In the ''Dromiot'' orchard, the recoil of western guns vibrate shrilly. The blast caroms off caverns and outcrops on the thorny hillside. The thrumming skips across the shrubby green crest of Jauran and evaporates in the adjacent ravine; another memory.
The recent division-plus reserve call-up can be felt. A few of the locals have been in khaki for days. One was summoned from his bed at 2 this morning. A truck is parked near the gym and some two dozen reservists are bedding down beneath the building's facade.
There was a discernible lull in the fighting after the Kfar Qana calamity, but the nearby artillery batteries had gotten busy, evidently fixated on the fighting in and around Ait al-Sha'ab in south Lebanon. We were able to hear the outgoing fire and simultaneously observe the plumes and dry summer dust choke the air on its ancient village slopes.
Hezbollah refrained from firing its daily dosage of rockets, and clearly the momentum and the sympathy shifted dramatically into Lebanon. Hezbollah may have hoped that its valiant effort to stave off Israeli incursions into the southern villages could be regarded admirably, at least by its Middle Eastern audience.
None of this has deterred me from my evening carousal with Zed, and I am hauled off to the nearest dumpster. Zed waits poised, like a sprinter at the starting block, on the off chance that a cat might leap from the vessel into his eager jaws. After Zed is finally convinced that no cat lurks within, we resume our walk into the well-lit street at Van Gogh. As a jogger, absorbed in his paces passes by, something wheezes overhead, and seconds later explodes somewhere across the road. The explosion sounds subdued, either smothered in a distant vale, or drowned in the reservoir. Years from now will we recruit the services of a marine archaeologist to explore for sunken rockets camouflaged by plankton in the muck of its wasted briny depths.

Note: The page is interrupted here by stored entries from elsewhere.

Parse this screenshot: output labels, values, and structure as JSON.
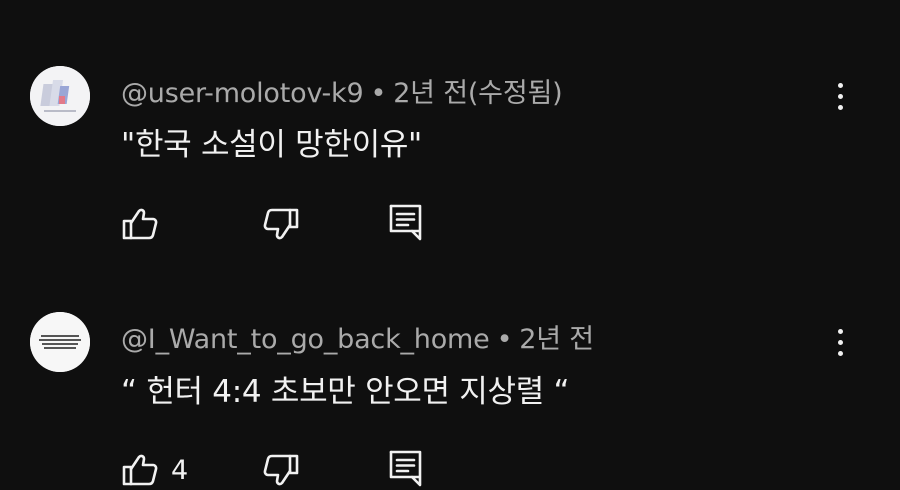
{
  "comments": [
    {
      "author": "@user-molotov-k9",
      "separator": "•",
      "time": "2년 전(수정됨)",
      "text": "\"한국 소설이 망한이유\"",
      "like_count": "",
      "avatar_icon": "generated-abstract-avatar-icon"
    },
    {
      "author": "@I_Want_to_go_back_home",
      "separator": "•",
      "time": "2년 전",
      "text": "“ 헌터 4:4 초보만 안오면 지상렬 “",
      "like_count": "4",
      "avatar_icon": "text-logo-avatar-icon"
    }
  ],
  "colors": {
    "background": "#0f0f0f",
    "primary_text": "#f1f1f1",
    "secondary_text": "#aaaaaa"
  }
}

For the time being, we continue our nightly walk, wobbling under its plantain moon. Moshe, our security chief, having been alerted, swerves his jeep into the suburban neighborhood, exhorting its residents to remain indoors in their security rooms. Moshe tells me that another rocket had also fallen in the vicinity of Ya'ara. The fire department was already there, containing the blaze.
In the morning, business is usual. There are a number of fields to be attended to. Artillery fire is fast paced, its blasts ruffling the air, filling the field's corners and curling outward. An unmanned plane drones on, invisible to all. Workers have come from Sheikh Danun to help Yossi pick the pitaya fruit. Yossi has to check with the army for permission to work the pitaya grove. The grove is not far from the artillery pits.
The air eddies and buckles with each blast. The 48-hour hiatus is over. We anticipate a flurry of rockets, which are not late in coming. One of them kills Dave outside of his home in Sa'ar. Dave caught for the Shomrat-Adamit softball team for a decade or so.
The thick turbulent smoky air that burns near Hanita shatters our souls.
Barry Steinberg is a New York native whose family moved to the Lehigh Valley. He has lived on a kibbutz in Eilon in northern Galilee since the 1970s.